The index is global; underneath, it stores base primary keys in a table, where the indexed column acts as a partition key. The key allows the index to scale properly. To avoid pitfalls, schema designers must remember that the same best practices for primary keys apply to secondary indexes columns. For example: avoid creating an index on a low cardinality column. Also, note that indexed data will be stored on a node that serves the partition key token of an indexed table. That node may not necessarily be the same node that stores base table data.

LOCAL INDEX – On terminal #3

Let’s consider indexing dish_type again, but this time in a local index. Our use case is asking for all dishes of a given type for one specific city. Let’s start by creating a local index. By creating a local index, we instruct the database to use the same partition key columns as a base:

CREATE INDEX ON menus((city),dish_type);

Now we can see the created local index and the underlying Materialized View:

DESC SCHEMA;

And now we can use the query:

SELECT * FROM menus WHERE city = 'Warsaw' and dish_type = 'Polish soup';

Another option would have been to use a global index for this, with the global index, dish_type acting as the partition key of the index table. That would mean that even though our query would have contacted the node responsible for rows in Warsaw, the indexed data could have been found on a node that handles dish_type = ‘Polish soup’ partition key, possibly a different node, creating the possibility of inter-node communication, which adds to query latency.

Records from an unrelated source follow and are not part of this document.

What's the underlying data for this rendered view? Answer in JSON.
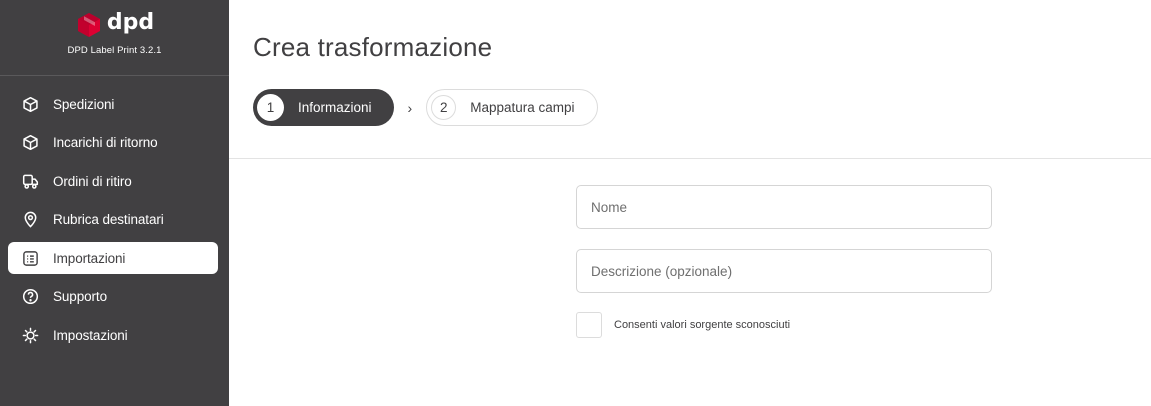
{
  "brand": {
    "logo_text": "dpd",
    "version": "DPD Label Print 3.2.1",
    "accent_color": "#dc0032"
  },
  "sidebar": {
    "items": [
      {
        "label": "Spedizioni",
        "icon": "box-icon",
        "active": false
      },
      {
        "label": "Incarichi di ritorno",
        "icon": "box-return-icon",
        "active": false
      },
      {
        "label": "Ordini di ritiro",
        "icon": "truck-icon",
        "active": false
      },
      {
        "label": "Rubrica destinatari",
        "icon": "location-pin-icon",
        "active": false
      },
      {
        "label": "Importazioni",
        "icon": "list-icon",
        "active": true
      },
      {
        "label": "Supporto",
        "icon": "help-icon",
        "active": false
      },
      {
        "label": "Impostazioni",
        "icon": "gear-icon",
        "active": false
      }
    ]
  },
  "main": {
    "title": "Crea trasformazione",
    "steps": [
      {
        "number": "1",
        "label": "Informazioni",
        "active": true
      },
      {
        "number": "2",
        "label": "Mappatura campi",
        "active": false
      }
    ],
    "step_separator": "›",
    "form": {
      "name_placeholder": "Nome",
      "description_placeholder": "Descrizione (opzionale)",
      "checkbox_label": "Consenti valori sorgente sconosciuti",
      "checkbox_checked": false
    }
  }
}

Using local indexes makes this query very efficient. The indexing table’s partition key is explicitly the same as the base, which ensures that both the extracting keys from the index and fetching the corresponding base rows happens on the same node. That’s much faster than a global query, which may involve fetching rows from other nodes.

 

 


(1) The query is translated to an indexing subquery and a base table query (2)&(3). However, both the base table and the underlying materialized view have the same partition keys for corresponding rows. That means that their data resides on the same node; there’s no third replica that stores the indexing information.

Notice that using a token-aware driver would have provided further performance benefits. Read more about this here.

Summary

To summarize, Indexing is a useful tool that provides more types of queries on your tables. In principle, columns we wish to be queryable should be declared when the table is created, as part of a table’s primary key. Secondary Indexing is a neat way of making other columns queryable, but it comes with a cost of additional storage space and processing power to maintain the secondary index data coherent with the primary index information.

If you’d like to investigate further what happens when using the above queries with secondary indexes, try turning TRACING on and executing the queries again.